We can now expect that we will soon see a similar letter to White House Regulatory Czar Cass Sunstein making the same demand. The letter to the White House is important, because, when industry attacked the Report on Carcinogens last year, Secretary Sebelius held firm and defended her scientists – necessitating industry’s lobbying the White House directly. Coincidentally or not, Sunstein’s lead staffer on these issues just recently left the White House to join Mr. Dooley at the chemical manufacturers’ trade association, the American Chemistry Council. Next will come letters to Secretary Sebelius from various members of Congress, parroting Mr. Dooley’s letter and similarly calling for suspension of the 13th Report on Carcinogens. Those letters will presumably be as inaccurate and irresponsible as those sent to Secretary Sebelius last fall by a number of key Senators. The letters from members of Congress will then provide the “justification” for including in some legislative vehicle a secret rider that will “temporarily” suspend the Report on Carcinogens, until the industry can get it eliminated permanently.

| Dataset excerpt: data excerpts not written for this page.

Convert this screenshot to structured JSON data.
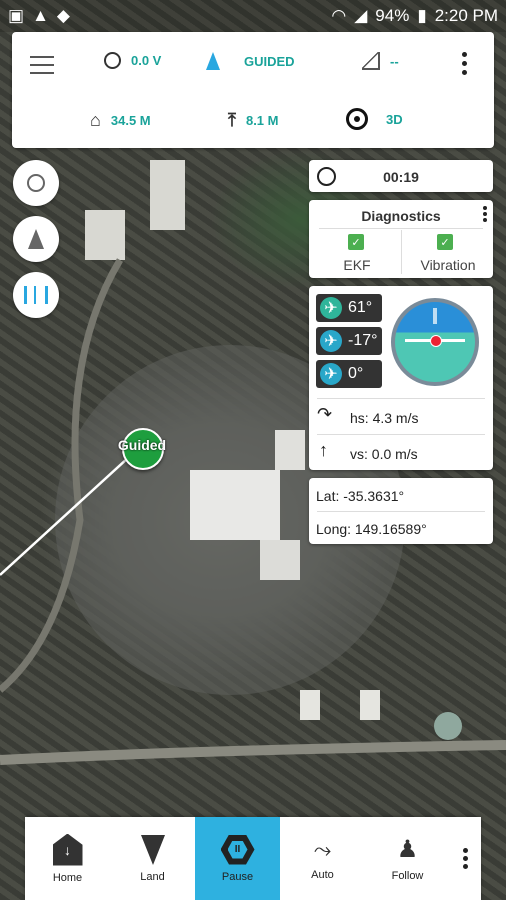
{
  "status_bar": {
    "battery": "94%",
    "time": "2:20 PM"
  },
  "top_bar": {
    "voltage": "0.0 V",
    "mode": "GUIDED",
    "signal": "--",
    "home_distance": "34.5 M",
    "altitude": "8.1 M",
    "gps_fix": "3D"
  },
  "timer": "00:19",
  "diagnostics": {
    "title": "Diagnostics",
    "ekf_label": "EKF",
    "vibration_label": "Vibration"
  },
  "attitude": {
    "yaw": "61°",
    "pitch": "-17°",
    "roll": "0°"
  },
  "speed": {
    "horizontal": "hs: 4.3 m/s",
    "vertical": "vs: 0.0 m/s"
  },
  "location": {
    "lat": "Lat: -35.3631°",
    "long": "Long: 149.16589°"
  },
  "map_marker": "Guided",
  "bottom_bar": [
    {
      "label": "Home"
    },
    {
      "label": "Land"
    },
    {
      "label": "Pause"
    },
    {
      "label": "Auto"
    },
    {
      "label": "Follow"
    }
  ],
  "colors": {
    "accent": "#1aa39a",
    "active_button": "#2eb1e0",
    "check": "#4caf50"
  }
}
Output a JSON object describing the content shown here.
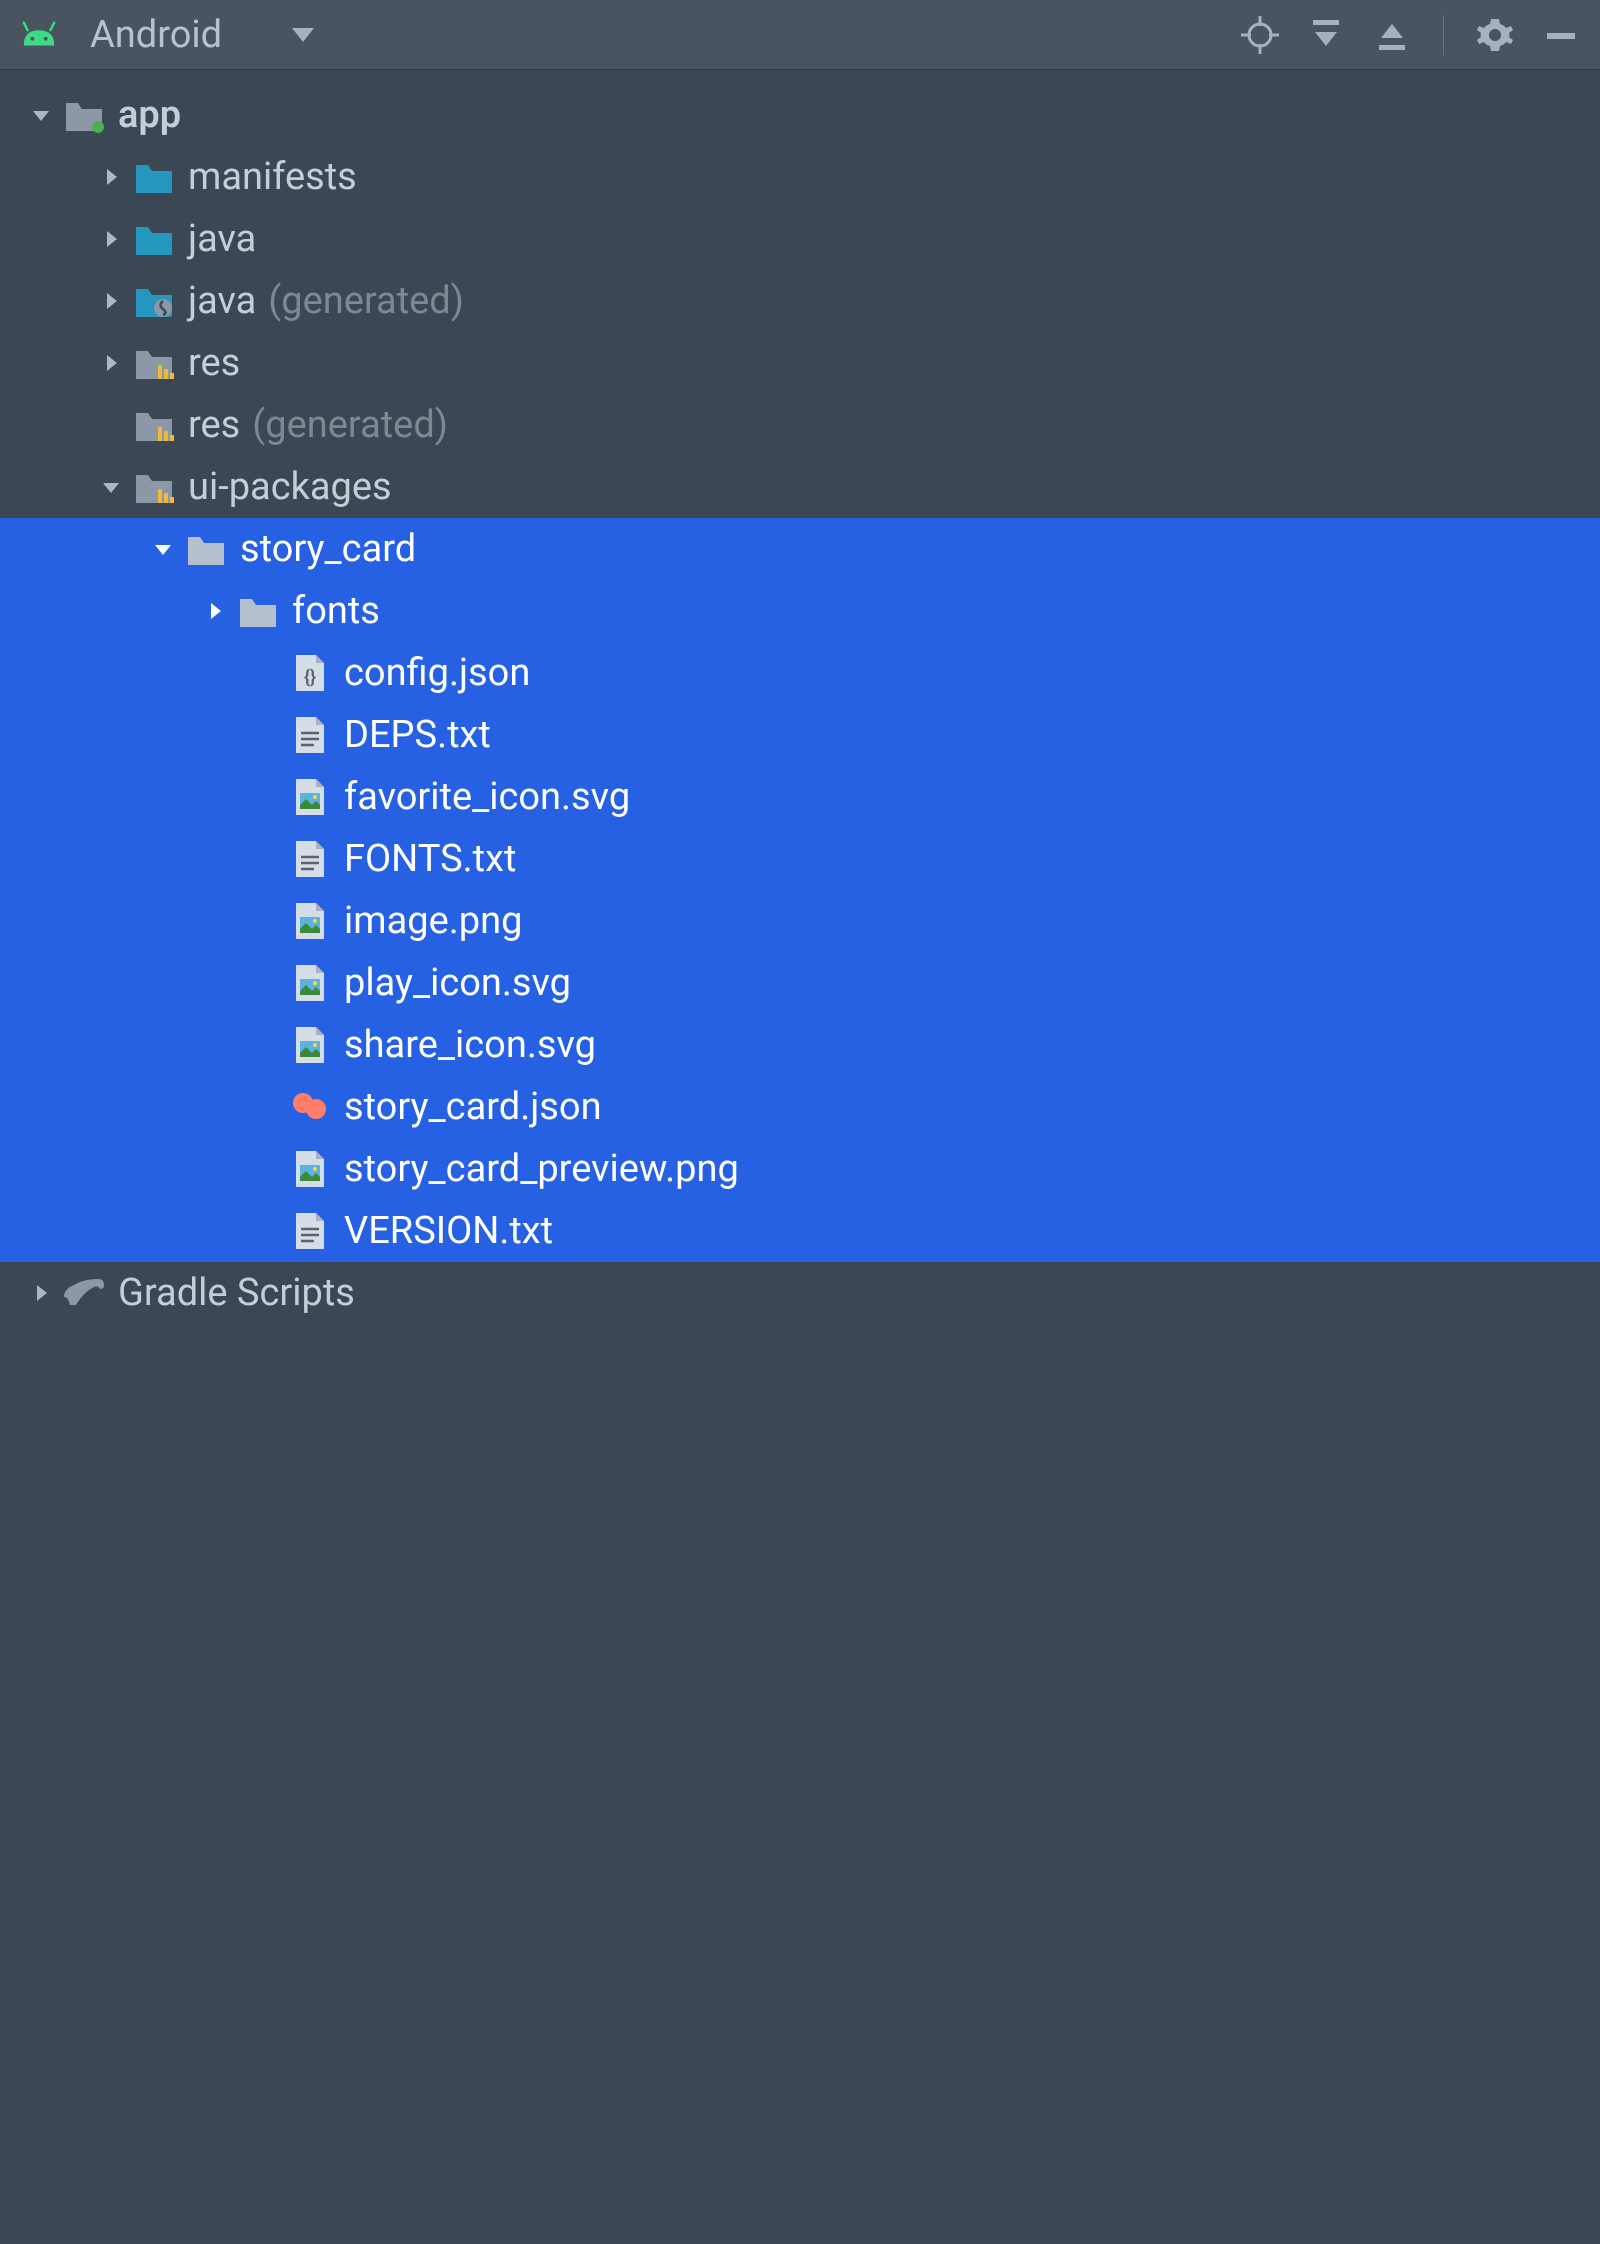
{
  "toolbar": {
    "viewName": "Android"
  },
  "tree": {
    "app": {
      "label": "app",
      "children": {
        "manifests": {
          "label": "manifests"
        },
        "java": {
          "label": "java"
        },
        "javaGen": {
          "label": "java",
          "suffix": "(generated)"
        },
        "res": {
          "label": "res"
        },
        "resGen": {
          "label": "res",
          "suffix": "(generated)"
        },
        "uiPackages": {
          "label": "ui-packages",
          "children": {
            "storyCard": {
              "label": "story_card",
              "children": {
                "fonts": {
                  "label": "fonts"
                },
                "configJson": {
                  "label": "config.json"
                },
                "depsTxt": {
                  "label": "DEPS.txt"
                },
                "favoriteIconSvg": {
                  "label": "favorite_icon.svg"
                },
                "fontsTxt": {
                  "label": "FONTS.txt"
                },
                "imagePng": {
                  "label": "image.png"
                },
                "playIconSvg": {
                  "label": "play_icon.svg"
                },
                "shareIconSvg": {
                  "label": "share_icon.svg"
                },
                "storyCardJson": {
                  "label": "story_card.json"
                },
                "storyCardPreviewPng": {
                  "label": "story_card_preview.png"
                },
                "versionTxt": {
                  "label": "VERSION.txt"
                }
              }
            }
          }
        }
      }
    },
    "gradle": {
      "label": "Gradle Scripts"
    }
  }
}
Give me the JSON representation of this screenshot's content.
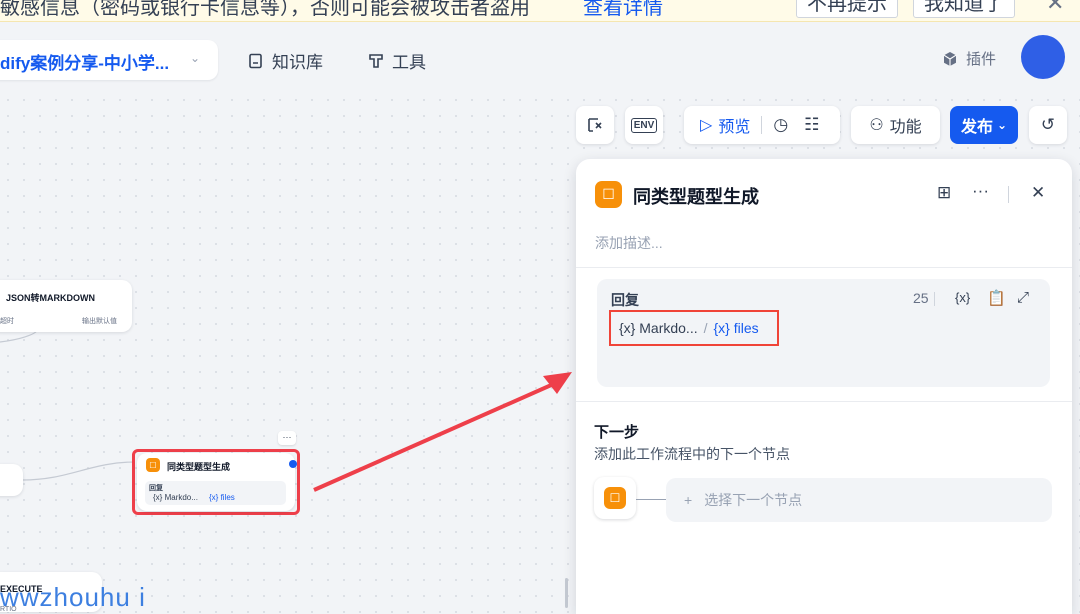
{
  "banner": {
    "text": "敏感信息（密码或银行卡信息等），否则可能会被攻击者盗用",
    "link": "查看详情",
    "dont_remind": "不再提示",
    "got_it": "我知道了",
    "close_icon": "close-icon"
  },
  "nav": {
    "app_name": "dify案例分享-中小学...",
    "knowledge": "知识库",
    "tools": "工具",
    "plugins": "插件"
  },
  "toolbar": {
    "env": "ENV",
    "preview": "预览",
    "features": "功能",
    "publish": "发布"
  },
  "canvas": {
    "json_node_title": "JSON转MARKDOWN",
    "json_node_left": "超时",
    "json_node_right": "输出默认值",
    "node_title": "同类型题型生成",
    "node_more": "···",
    "node_reply_label": "回复",
    "node_var_a": "Markdo...",
    "node_var_b": "files",
    "execute_label": "EXECUTE",
    "execute_sub": "RTIO"
  },
  "panel": {
    "title": "同类型题型生成",
    "desc_placeholder": "添加描述...",
    "reply": {
      "label": "回复",
      "count": "25",
      "var_a": "Markdo...",
      "var_sep": "/",
      "var_b": "files"
    },
    "next": {
      "title": "下一步",
      "desc": "添加此工作流程中的下一个节点",
      "select_placeholder": "选择下一个节点"
    }
  },
  "watermark": "wwzhouhu i",
  "colors": {
    "accent": "#155aef",
    "node_icon": "#f79009",
    "highlight": "#f04438",
    "avatar": "#2f5fe6"
  }
}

When subjected to the Swift Boat attack, Senator Kerry and the Democrats chose not to fight back – or not until it was too late. I suspect that the scientists at the National Toxicology Program and EPA would welcome the opportunity to publicly fight back against the charges being leveled at their programs by industry-funded spokesmen, lobbyists and consultants, but they are almost wholly constrained from doing so. And the White House, which should be defending its agency scientists from industry’s baseless attacks, has instead largely abetted the industry campaign, but done so behind the scenes, leaving few fingerprints. Based upon its record to date, it is almost certain that, rather than push-back on the industry-led attacks, the White House will support the industry’s efforts. The truth is, if one were grading the White House on its defense of efforts by EPA and the National Toxicology Program to inform the public, and restrict the use of unsafe chemicals, it would get a gentleman’s D-minus.
So, as the chemical industry launches its next round of swift boat attacks on the Report on Carcinogens and independent science, we need to know: Who will stand up and oppose the chemical industry’s pro-cancer agenda?